Some of you will disagree with this column. Whenever we address the subject of immigration, readers get off the fence pretty damn quickly. It's one of the great polarising subjects of our age. Look at the news agenda.

Today, David Cameron becomes the third party leader to make a major speech recently on the subject; the third to express a harder line than before Christmas. This may or may not be connected to UKIP's recent poll success, most notably at the Eastleigh by-election. Draw your own conclusions.

Of the leaders, Cameron is sending out the most mixed of messages. Compare and contrast his words on his recent visit to India. And, it's not just the words themselves, it is the background "noise". If you were a super-bright Indian student trying to decide whether to further your studies in the UK or the US, what would you think?

Of course there is a limit to the level of immigration the UK can sustain, but we are nowhere near it. And the list of Britain's ills for which immigrants are wrongly blamed grows daily: unemployment, housing shortages, the creaking NHS? What next? The miserable spring?

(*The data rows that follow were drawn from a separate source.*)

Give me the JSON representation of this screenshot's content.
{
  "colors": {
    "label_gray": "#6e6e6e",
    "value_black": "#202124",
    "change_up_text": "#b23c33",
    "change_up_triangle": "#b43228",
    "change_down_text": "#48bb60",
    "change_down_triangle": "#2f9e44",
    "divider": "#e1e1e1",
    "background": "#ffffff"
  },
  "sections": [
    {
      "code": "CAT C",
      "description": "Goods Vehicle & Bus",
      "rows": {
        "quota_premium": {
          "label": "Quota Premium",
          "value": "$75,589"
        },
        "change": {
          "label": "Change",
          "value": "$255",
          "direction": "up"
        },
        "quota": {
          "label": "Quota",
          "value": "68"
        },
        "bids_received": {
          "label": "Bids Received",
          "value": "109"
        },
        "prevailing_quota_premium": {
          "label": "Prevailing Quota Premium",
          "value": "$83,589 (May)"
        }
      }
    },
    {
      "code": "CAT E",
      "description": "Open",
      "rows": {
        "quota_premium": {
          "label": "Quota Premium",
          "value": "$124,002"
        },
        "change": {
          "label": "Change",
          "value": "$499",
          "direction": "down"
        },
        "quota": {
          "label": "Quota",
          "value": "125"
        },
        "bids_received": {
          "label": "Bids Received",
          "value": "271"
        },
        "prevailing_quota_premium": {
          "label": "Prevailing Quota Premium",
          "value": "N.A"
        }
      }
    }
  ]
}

I don't have to be the son of an extraordinarily hard-working immigrant to find this rush to steal UKIP's clothing via "tough on immigration" rhetoric sad. You only have to look at history through the lens of previous recessions to see a pattern repeat itself. In times of trouble, it seems we create a bogeyman. Given that most Poles who have come over in the past few years are as hard-working, peaceful and pleasant a group as you could ever wish to meet, we have to ignore the real evidence of our own collective experience and resort to spreading stories about Bulgarians and Romanians that cause the public to fear them. Which is the definition of "scare-mongering" in my dictionary. And, Britain should be better, and smarter, than that.